In this prospective cohort study, which was conducted under the framework of an ongoing cohort study, 1228 prediabetic subjects were followed from 2003 to 2019. Changes in the BMI, HC, WC, WHR, and WHtR were evaluated over time using LMM. Three latent states were identified based on the patterns of changes in the mean values of anthropometric indices. The latent states were characterised according to the tendency for affecting by diabetes in future (low/ moderate/ high) and had latent state sizes of (29%/ 45%/ 26%).
For the best of our knowledge, this is the first attempt to classify prediabetic subjects into homogeneous states based on the changes in mean values of BMI, HC, WC, WHR, and WHtR over time using an advanced statistical model. However, there are previous studies that examined the general population, as well as some specific populations, by applying simple statistical methods (16, 19).
Previous studies have focused on the association between BMI, WC, HC, WHR, and WHtR with the risk of developing diabetes in the future separately. For instance, Sayeed et al. showed a significant association between WHtR and risk diabetes progression (11). In a meta-analysis based on the individual data of the Asian cohorts, Qiao et al. showed that in all studies included in this review, either BMI, WC, and WHR predicted or was associated with T2DM, separately (13).
It is believed that obesity indices abnormality are strong risk factor for T2DM (16, 20, 32). In the present study, the subjects with a high tendency for diabetes progression had obesity indices abnormalities. We observed that the mean of obesity indices was proportionally associated with low, moderate, and high tendency for diabetes progression. This finding is in line with the results of previous studies that have emphasized on the association of obesity disorders with the risk of diabetes progression (18, 19).
Previous studies have established that BMI is a predictor of T2DM in prediabetic subjects (18, 33, 34). In the pre sent study, the subjects with a high tendency for diabetes progression had a higher BMI mean value. Wei et al. obtained similar results to our study in terms of the association of BMI with future diabetes risk (34). In another study, Shakeri et al, found relationship between anthropometric indices and diabetes. They reported that the odds ratio of affecting by diabetes can elevate with increasing BMI (33). Furthermore, Haghighatdoost et al.'s study suggested that BMI is strongly associated with diabetes incidence and WC was moderately related to diabetes incident (20). Denmark et al.'s study indicated that who were overweight were more likely to develop diabetes (1.1% per unit of increase in the BMI).

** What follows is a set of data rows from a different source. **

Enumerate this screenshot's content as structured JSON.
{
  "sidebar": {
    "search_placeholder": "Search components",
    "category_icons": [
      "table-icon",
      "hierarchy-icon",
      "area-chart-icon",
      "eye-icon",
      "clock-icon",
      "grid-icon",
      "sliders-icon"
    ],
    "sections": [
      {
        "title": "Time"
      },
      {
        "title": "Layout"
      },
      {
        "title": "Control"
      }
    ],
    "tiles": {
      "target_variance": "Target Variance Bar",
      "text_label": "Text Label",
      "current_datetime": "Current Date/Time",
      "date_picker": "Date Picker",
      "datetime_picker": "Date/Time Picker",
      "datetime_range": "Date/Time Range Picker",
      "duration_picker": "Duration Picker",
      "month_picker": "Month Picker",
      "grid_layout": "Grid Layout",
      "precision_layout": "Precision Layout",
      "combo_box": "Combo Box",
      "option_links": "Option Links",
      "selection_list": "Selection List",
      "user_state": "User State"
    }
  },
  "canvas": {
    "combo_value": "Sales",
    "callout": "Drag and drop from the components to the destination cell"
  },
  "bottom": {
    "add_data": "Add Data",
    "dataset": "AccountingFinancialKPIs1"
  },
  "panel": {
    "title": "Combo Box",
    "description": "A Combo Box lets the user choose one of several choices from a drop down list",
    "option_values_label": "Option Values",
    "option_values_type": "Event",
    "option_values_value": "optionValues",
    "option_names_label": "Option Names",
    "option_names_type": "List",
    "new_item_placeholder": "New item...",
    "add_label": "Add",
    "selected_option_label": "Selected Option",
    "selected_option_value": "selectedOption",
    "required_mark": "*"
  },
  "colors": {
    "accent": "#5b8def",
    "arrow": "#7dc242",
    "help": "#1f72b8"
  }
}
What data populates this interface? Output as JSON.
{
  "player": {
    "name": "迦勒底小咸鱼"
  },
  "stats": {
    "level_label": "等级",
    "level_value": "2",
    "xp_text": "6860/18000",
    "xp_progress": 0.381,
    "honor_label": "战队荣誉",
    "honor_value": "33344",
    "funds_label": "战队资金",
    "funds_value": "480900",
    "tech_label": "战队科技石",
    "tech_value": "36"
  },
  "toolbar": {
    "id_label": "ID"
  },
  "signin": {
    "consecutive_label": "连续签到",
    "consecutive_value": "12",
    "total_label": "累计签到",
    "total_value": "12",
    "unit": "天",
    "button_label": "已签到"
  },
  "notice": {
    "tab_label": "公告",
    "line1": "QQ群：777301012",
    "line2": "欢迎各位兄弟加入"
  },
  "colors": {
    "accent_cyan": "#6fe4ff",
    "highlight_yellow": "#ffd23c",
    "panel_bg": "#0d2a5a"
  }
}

The study also revealed that risk of diabetes increases with weight gain and obesity (35).
WC and WHR are associated with progression of T2DM (8, 36). In the present study, the subjects with a high tendency of diabetes progression had a higher mean WC and WHR than other subjects. Klein et al. showed WC is a simple measure that can be used to identify subjects at increased risk of T2DM (36). In line with the present study, Sargeant et al. demonstrated WHR significantly associated with diabetes progression in future (8).
Earlier studies showed that WHtR is a predictor of T2DM in prediabetic subjects (32, 37). In the present study, the subjects with a high tendency for diabetes progression had a higher mean value of WHtR. In line with the present study, Tulloch-Reid et al, showed a strong association between BMI and WHtR abnormality with T2DM (37). In a longitudinal study, Hadaegh et al showed WHtR yielded the highest ability for future development of diabetes between other anthropometric measures (32).
In the present study, the subjects with a high tendency of diabetes progression had a higher mean value of obesity indices. This finding is in line with the results of Nayak et al, study that has emphasized the association WC, HC and BMI with the future risk of diabetes in subjects with PD (38).
Although numerous researchers have examined the risk factors of diabetes, most have ignored the complex, unstable, and variable conditions of prediabetic people in terms of obesity indices. Each year, 5–10% of people with PD will progress to diabetes, with the same proportion converting back to normoglycemia (39). In the current study, we followed and evaluated the trajectories of five important obesity indices simultaneously over a long-time horizon and identified people with a low, moderate, and high probability to progress diabetes or to remain in the same condition in the future. The results showed that the probability of transitioning from having a moderate tendency to develop diabetes to having a low tendency to develop diabetes was lower than the probability of transitioning in the opposite direction. Also, the probability of staying in the same state was higher than that of transitioning to a different state.